I'm launching a cooperative group grid using numba CUDA, and am getting
numba.cuda.cudadrv.driver.CudaAPIError: [720] Call to cuLaunchCooperativeKernel results in CUDA_ERROR_COOPERATIVE_LAUNCH_TOO_LARGE
I'm wondering how to debug this. The code is just a unit test, with a grid of one (1x1) 32x32 block (which I get a warning for being too small). I have gotten this error in the past by stepping outside of array bounds, but I have eliminated that possibility in this case. It is during an array access that I get the error - if I comment out the access, I don't get it.

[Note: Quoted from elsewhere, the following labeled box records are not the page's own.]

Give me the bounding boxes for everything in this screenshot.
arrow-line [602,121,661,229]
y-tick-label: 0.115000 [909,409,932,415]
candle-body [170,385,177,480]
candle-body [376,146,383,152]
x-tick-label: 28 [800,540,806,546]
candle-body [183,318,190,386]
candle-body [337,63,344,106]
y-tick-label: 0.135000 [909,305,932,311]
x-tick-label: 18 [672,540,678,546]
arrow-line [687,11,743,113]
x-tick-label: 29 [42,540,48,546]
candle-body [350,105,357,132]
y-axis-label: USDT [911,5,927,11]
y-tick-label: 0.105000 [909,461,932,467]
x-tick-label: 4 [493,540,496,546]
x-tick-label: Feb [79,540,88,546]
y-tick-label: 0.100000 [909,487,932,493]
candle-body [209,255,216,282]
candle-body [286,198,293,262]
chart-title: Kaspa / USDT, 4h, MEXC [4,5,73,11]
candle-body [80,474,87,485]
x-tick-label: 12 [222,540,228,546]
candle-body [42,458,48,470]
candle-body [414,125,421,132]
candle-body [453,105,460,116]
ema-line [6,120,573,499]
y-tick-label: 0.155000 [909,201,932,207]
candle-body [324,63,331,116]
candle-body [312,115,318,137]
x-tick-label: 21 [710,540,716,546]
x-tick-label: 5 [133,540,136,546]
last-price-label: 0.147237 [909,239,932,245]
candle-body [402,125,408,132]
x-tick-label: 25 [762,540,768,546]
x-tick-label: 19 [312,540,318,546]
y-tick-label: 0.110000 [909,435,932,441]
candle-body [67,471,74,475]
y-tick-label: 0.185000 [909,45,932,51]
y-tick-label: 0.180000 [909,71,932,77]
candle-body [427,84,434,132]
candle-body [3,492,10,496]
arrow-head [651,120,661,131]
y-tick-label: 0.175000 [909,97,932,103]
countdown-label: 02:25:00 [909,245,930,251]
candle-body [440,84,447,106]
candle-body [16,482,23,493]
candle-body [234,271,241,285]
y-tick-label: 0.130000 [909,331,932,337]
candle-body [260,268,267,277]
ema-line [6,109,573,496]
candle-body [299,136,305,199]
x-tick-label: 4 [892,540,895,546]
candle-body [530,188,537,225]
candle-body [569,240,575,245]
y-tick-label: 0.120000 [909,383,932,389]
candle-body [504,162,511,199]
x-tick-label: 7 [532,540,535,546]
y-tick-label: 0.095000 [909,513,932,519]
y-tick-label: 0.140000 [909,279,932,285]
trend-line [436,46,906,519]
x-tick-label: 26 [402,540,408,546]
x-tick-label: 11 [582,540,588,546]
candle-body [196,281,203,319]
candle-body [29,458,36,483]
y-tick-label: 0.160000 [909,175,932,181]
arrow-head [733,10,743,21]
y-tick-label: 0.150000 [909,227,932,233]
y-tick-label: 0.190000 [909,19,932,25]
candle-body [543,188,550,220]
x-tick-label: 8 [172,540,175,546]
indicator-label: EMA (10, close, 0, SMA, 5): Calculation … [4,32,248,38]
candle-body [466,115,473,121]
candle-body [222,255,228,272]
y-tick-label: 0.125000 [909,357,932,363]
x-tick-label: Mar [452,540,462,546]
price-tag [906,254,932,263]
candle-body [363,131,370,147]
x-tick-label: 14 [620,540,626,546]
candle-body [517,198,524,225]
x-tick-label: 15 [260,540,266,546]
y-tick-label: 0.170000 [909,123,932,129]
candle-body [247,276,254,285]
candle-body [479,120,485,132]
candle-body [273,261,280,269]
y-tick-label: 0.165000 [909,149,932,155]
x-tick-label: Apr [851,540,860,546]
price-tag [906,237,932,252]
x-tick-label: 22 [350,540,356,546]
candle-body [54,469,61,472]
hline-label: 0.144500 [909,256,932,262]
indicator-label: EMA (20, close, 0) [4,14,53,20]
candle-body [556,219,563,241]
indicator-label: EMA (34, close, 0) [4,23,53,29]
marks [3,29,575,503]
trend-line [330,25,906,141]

The code runs well in CUDASIM & everything is in-bounds.
It is unfortunately too complex (and proprietary) for me to paste as a whole. I am looking for a good debugging strategy first of all - and/or other things to check. (I will try to concoct a simpler example as well.)
[What I think may be happening is that the cooperative group code, which is relatively new in numba, is catching an error it shouldn't be catching....]
UPDATE
In fact, since I only have one block in this trivial example, I don't need to have a cooperative group at all. I've commented out the cooperative group code, and have the following case, which hangs:
@cuda.jit(device=True)
def infer(
minibatch: MiniBatchState,
config: "TrainingConfig",
model: "ModelData",
train: "TrainingState",
) -> None:
i_off_sample: int
i_off_edge: int
i_off_sample, i_off_edge = cuda.grid(2) # type: ignore
i_sample = minibatch.i_start_sample + i_off_sample
n_samples = train.data.features.shape[0]
# g: cuda.cg.GridGroup = cuda.cg.this_grid() # type: ignore
if (
i_sample >= n_samples
or i_off_sample > config.minibatch_size
or i_off_edge >= config.model_width
):
for i_level in range(model.n_levels):
# g.sync()
# g.sync()
cuda.syncthreads()
cuda.syncthreads()
return
else:
for i_level in range(model.n_levels):
# g.sync()
# g.sync()
cuda.syncthreads()
cuda.syncthreads()
return
The arguments are all named tuples or arrays. This hangs. However, If I make the if contain a "True", then it doesn't hang! Am I misunderstanding synchronization? I thought each thread must synchronize the same # of times, not that each thread must synchronize using exactly the same line of code!?